Now that they are included in the pluginConfiguration struct, they can be used during validation like any other field.

// validatePayload validates the given json payload.
// Note that this function parses the json data by gjson, since TinyGo doesn't support encoding/json.
func (ctx *payloadValidationContext) validatePayload(body []byte) bool {
	if !gjson.ValidBytes(body) {
		proxywasm.LogErrorf("body is not a valid json: %v", body)
		return false
	}
	jsonData := gjson.ParseBytes(body)

	// Do any validation on the json.
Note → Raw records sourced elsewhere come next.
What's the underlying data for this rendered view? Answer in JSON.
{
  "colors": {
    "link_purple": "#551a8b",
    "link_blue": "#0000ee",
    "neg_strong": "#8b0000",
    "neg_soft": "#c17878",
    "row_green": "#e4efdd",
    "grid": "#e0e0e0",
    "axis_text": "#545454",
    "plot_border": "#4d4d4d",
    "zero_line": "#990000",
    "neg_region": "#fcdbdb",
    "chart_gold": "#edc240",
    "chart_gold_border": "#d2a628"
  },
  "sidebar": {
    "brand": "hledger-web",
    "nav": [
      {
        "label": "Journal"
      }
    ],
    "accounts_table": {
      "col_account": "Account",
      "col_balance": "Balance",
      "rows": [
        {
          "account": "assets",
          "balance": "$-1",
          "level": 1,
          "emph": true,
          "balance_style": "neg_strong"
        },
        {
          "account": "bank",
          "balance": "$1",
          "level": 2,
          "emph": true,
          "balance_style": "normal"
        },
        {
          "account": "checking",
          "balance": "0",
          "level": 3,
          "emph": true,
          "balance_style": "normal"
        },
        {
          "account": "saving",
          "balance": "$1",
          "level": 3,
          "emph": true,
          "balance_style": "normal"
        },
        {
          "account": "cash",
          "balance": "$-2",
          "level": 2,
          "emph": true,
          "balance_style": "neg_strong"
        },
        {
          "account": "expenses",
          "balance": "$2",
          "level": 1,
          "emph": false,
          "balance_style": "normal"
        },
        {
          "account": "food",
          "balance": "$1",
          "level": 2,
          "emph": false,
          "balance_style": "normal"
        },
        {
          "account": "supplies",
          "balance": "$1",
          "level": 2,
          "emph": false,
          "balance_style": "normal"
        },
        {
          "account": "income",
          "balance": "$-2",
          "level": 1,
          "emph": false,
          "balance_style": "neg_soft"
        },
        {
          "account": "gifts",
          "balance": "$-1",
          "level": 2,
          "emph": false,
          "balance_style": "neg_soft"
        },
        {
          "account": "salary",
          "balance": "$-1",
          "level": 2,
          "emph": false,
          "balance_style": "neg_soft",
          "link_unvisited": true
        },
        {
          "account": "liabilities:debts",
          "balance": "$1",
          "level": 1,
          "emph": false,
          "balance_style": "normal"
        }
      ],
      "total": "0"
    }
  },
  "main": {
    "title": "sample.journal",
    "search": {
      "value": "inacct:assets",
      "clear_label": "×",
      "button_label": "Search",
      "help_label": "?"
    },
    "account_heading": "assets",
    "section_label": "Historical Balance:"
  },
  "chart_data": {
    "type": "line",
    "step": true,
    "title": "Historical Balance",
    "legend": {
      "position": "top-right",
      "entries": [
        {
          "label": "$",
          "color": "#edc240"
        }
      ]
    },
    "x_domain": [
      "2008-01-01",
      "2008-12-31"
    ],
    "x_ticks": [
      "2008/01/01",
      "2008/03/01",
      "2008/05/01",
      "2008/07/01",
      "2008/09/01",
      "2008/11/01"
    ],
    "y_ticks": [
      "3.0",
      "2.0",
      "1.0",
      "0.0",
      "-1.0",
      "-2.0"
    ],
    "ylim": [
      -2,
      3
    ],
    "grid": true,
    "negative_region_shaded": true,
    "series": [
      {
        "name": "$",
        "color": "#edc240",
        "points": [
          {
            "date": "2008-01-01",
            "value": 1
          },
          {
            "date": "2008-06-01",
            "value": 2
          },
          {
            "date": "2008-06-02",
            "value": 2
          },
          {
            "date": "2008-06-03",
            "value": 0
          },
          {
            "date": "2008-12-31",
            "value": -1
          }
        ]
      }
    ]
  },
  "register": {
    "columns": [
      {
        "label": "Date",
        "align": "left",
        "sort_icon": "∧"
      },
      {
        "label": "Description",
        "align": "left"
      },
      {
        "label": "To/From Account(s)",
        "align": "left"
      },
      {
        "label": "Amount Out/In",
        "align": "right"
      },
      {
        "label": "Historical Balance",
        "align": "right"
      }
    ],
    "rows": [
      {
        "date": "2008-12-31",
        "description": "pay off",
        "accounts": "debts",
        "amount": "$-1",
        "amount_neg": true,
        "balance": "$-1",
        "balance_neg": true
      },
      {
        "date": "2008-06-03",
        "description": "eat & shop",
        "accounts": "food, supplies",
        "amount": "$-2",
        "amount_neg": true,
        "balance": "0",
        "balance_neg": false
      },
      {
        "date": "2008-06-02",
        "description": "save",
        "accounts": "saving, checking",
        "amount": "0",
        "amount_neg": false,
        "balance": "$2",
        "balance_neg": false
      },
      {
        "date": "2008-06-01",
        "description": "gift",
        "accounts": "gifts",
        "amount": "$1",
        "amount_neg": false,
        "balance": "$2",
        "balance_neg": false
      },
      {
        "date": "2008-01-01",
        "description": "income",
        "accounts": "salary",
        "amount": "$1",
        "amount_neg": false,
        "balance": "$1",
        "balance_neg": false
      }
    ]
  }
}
Check if required keys exist here as an example.
	// The required keys are configurable via the plugin configuration.
	for _, requiredKey := range ctx.requiredKeys {
		if !jsonData.Get(requiredKey).Exists() {
			proxywasm.LogErrorf("required key (%v) is missing: %v", requiredKey, jsonData)
			return false
		}
	}

	return true
}

This can then be compiled and tested using the same commands as before.

In Summary

To summarize, to use a Wasm plugin on Istio 1.12 and newer requires three steps:

  1. Implement the plugin functionality in the language of your choice. I used Golang in this tutorial.
  2. Compile the Wasm plugin and push to a container registry.
  3. Configure Istio to load and use the plugin from the registry.

The tutorial also detailed how to run a Wasm plugin in an Envoy container using Docker for faster development, and how to deploy it into older Istio versions.